Fermentation on Wheels by Tara Whitsitt
Author:Tara Whitsitt
Language: eng
Format: epub
Publisher: Bloomsbury
Published: 2017-09-27T04:00:00+00:00
Plans were manifesting. Back at the bus I drafted a last-minute message announcing open bus tours and a starter-culture swap from noon to nine that Thursday in Prospect Heights. Fans shared the message on social media, and it spread through several avenues. It would be a full day.
Thursday at five in the morning I parked on the south side of Prospect Place, a twenty-second walk from my old Brooklyn apartment, and napped until traffic vibrations poured into my small room. The meters would need feeding at nine, and then every two hours after. It was fine—I would write it off at the end of the year. It surprised me that I would spend money on meters now. I wouldn’t have considered it even a year ago.
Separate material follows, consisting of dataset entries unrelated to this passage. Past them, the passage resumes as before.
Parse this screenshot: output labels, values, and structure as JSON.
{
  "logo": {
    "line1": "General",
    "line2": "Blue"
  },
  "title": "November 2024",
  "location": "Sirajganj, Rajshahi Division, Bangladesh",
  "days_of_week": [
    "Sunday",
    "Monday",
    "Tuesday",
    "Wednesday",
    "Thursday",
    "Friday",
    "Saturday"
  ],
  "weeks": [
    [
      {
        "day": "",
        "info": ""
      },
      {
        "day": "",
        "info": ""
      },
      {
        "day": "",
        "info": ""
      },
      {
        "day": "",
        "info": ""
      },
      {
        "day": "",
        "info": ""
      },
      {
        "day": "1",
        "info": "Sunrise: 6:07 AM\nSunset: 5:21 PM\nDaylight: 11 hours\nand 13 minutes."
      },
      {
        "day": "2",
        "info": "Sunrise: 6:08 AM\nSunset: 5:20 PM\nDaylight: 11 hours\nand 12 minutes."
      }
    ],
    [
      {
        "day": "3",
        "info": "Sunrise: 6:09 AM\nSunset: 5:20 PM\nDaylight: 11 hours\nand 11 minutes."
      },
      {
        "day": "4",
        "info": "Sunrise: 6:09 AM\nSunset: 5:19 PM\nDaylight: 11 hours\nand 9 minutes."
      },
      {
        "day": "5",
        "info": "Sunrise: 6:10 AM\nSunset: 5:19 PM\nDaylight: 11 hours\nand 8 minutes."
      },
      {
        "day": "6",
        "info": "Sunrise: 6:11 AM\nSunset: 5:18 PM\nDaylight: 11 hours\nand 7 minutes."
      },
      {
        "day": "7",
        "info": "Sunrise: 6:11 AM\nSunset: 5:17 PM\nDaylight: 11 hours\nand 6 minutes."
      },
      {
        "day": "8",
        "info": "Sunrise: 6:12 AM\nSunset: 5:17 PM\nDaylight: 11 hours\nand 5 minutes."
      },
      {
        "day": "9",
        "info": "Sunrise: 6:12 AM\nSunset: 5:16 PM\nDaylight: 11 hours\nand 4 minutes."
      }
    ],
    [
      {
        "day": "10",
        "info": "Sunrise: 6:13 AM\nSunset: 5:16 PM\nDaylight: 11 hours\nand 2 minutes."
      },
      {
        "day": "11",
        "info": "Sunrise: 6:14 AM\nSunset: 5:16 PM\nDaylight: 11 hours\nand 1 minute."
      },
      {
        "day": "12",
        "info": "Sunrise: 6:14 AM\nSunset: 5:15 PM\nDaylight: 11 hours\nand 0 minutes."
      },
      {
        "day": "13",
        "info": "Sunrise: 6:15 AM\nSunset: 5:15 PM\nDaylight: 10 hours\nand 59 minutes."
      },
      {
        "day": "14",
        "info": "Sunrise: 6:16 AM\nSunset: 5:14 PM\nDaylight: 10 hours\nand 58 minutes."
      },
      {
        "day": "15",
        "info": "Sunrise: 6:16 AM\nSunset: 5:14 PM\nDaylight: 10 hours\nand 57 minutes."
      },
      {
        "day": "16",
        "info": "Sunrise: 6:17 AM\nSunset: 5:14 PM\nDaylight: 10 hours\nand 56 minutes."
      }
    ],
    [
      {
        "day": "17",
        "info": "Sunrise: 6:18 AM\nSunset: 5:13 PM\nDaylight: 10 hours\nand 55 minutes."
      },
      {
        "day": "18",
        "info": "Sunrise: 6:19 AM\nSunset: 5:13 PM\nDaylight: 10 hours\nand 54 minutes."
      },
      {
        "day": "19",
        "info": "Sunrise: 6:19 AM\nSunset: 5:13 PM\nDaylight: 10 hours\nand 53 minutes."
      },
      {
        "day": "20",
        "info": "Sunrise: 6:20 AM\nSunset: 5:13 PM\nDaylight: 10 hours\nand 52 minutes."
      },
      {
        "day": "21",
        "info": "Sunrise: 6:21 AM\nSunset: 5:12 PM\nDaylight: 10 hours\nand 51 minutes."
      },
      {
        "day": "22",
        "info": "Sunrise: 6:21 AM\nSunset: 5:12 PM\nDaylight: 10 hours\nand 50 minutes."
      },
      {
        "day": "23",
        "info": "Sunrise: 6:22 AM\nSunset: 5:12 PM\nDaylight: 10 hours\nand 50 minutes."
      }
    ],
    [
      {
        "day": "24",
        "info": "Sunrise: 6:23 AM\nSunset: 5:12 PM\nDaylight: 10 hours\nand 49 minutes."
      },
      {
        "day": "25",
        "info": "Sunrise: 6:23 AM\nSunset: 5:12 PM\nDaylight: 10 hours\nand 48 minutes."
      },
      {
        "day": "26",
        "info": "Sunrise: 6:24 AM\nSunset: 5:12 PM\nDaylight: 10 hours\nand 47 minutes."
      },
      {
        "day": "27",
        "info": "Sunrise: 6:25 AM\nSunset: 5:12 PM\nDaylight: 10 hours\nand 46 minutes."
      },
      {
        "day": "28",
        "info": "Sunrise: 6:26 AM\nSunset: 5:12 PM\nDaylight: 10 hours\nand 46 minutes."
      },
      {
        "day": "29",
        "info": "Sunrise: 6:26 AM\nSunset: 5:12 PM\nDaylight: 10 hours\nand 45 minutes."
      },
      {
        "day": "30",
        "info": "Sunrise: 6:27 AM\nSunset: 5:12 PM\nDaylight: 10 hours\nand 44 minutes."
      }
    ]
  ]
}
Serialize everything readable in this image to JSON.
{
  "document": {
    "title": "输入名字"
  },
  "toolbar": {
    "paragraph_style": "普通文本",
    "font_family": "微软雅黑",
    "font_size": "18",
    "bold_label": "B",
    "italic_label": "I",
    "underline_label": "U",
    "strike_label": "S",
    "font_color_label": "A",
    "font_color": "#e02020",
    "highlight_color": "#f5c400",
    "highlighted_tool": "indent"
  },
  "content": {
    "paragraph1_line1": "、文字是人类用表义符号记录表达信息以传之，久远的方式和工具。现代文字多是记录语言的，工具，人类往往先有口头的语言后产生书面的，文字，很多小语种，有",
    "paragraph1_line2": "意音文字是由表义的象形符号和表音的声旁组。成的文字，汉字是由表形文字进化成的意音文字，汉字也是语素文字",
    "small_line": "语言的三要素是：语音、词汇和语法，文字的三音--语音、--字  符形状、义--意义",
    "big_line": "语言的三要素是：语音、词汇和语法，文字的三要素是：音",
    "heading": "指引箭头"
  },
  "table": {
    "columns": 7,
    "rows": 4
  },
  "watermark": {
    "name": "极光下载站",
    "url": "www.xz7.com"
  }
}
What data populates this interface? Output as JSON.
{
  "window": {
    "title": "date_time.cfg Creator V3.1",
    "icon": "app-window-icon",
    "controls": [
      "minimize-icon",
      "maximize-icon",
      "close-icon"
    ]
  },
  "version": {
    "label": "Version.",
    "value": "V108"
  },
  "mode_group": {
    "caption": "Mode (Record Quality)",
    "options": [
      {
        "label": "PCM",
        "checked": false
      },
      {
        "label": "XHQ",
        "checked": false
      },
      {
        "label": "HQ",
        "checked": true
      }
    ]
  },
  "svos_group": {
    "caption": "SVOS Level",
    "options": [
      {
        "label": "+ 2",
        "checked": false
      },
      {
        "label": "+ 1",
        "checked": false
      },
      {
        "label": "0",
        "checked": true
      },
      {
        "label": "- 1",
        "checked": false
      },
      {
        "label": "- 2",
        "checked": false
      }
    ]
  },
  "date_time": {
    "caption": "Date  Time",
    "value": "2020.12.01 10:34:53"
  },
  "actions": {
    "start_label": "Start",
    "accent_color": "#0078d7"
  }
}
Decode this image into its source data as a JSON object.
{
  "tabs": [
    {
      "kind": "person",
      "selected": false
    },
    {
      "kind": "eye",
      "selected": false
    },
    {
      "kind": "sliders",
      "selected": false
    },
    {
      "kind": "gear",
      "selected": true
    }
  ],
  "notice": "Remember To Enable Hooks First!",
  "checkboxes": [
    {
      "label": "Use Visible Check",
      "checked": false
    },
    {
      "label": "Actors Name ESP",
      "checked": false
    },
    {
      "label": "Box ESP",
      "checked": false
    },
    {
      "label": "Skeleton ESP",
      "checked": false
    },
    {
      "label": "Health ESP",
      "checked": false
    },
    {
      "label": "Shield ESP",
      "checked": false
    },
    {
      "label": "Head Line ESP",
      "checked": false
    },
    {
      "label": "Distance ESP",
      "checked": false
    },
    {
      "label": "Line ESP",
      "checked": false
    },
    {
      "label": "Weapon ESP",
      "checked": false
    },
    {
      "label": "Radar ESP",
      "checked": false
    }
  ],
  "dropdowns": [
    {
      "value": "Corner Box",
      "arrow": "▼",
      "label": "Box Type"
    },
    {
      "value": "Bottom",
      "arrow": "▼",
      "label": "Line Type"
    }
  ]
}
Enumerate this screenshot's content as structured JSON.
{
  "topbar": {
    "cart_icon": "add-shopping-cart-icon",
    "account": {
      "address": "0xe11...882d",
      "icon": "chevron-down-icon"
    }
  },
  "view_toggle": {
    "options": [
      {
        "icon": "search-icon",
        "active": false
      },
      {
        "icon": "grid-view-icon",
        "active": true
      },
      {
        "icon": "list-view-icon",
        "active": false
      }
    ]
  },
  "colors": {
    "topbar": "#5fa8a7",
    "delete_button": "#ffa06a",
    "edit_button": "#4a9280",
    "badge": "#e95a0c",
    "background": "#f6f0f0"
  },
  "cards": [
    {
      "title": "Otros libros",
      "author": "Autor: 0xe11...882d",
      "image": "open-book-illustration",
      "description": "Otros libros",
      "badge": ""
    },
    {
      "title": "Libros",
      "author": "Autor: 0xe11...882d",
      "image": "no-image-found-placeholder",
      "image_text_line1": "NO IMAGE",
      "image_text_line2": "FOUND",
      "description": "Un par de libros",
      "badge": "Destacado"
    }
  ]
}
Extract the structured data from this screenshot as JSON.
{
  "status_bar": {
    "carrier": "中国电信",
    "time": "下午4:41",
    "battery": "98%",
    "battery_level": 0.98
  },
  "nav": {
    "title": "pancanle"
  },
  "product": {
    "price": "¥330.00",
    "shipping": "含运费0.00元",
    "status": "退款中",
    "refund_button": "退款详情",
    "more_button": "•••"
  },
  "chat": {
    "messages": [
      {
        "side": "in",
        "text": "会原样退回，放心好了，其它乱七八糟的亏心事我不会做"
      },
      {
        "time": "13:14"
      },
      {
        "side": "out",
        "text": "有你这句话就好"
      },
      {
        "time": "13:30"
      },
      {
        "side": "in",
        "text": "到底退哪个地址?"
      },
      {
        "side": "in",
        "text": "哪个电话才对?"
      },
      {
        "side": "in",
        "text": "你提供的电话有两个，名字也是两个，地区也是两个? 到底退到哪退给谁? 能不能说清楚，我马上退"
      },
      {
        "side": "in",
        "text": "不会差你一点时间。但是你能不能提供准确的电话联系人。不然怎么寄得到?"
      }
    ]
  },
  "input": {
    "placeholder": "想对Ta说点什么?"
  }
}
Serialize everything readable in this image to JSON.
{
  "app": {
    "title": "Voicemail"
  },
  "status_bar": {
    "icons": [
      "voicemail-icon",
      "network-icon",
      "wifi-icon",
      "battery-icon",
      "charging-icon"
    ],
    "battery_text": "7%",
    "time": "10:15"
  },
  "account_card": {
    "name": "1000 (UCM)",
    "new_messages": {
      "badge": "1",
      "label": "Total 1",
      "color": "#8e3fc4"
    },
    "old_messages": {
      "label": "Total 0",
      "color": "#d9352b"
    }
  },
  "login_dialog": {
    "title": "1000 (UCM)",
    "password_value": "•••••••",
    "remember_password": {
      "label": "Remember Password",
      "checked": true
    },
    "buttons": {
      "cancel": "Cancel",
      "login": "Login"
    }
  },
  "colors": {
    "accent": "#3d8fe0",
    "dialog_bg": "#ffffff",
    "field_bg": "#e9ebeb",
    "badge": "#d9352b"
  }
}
I showed my old neighbors the bus and attempted to shed light on fermentation (many were perplexed, but at least the kids were excited by the bus). Two women walked onto the bus, tasted my ferments, and silently looked around until one of them said, “I don’t get it. Why are you doing this?” To which I explained my obsession with fermentation and that my goal was to spread tasty microbes far and wide. They shook their heads, still confused. Cheryl, full of excitement, arrived with a friend and two kids. She was hooked, ready to join the bus for a week. Home brewer, author, and radio-show host Mary Izett strolled on with a microphone and did a short interview with me for Heritage Radio Network. And a fermenter named Barry delivered two pounds of unpasteurized tempeh, one made of adzuki beans and the other of navy beans. The samples changed how I felt about the fermented legume—never had I thought tempeh could be so good.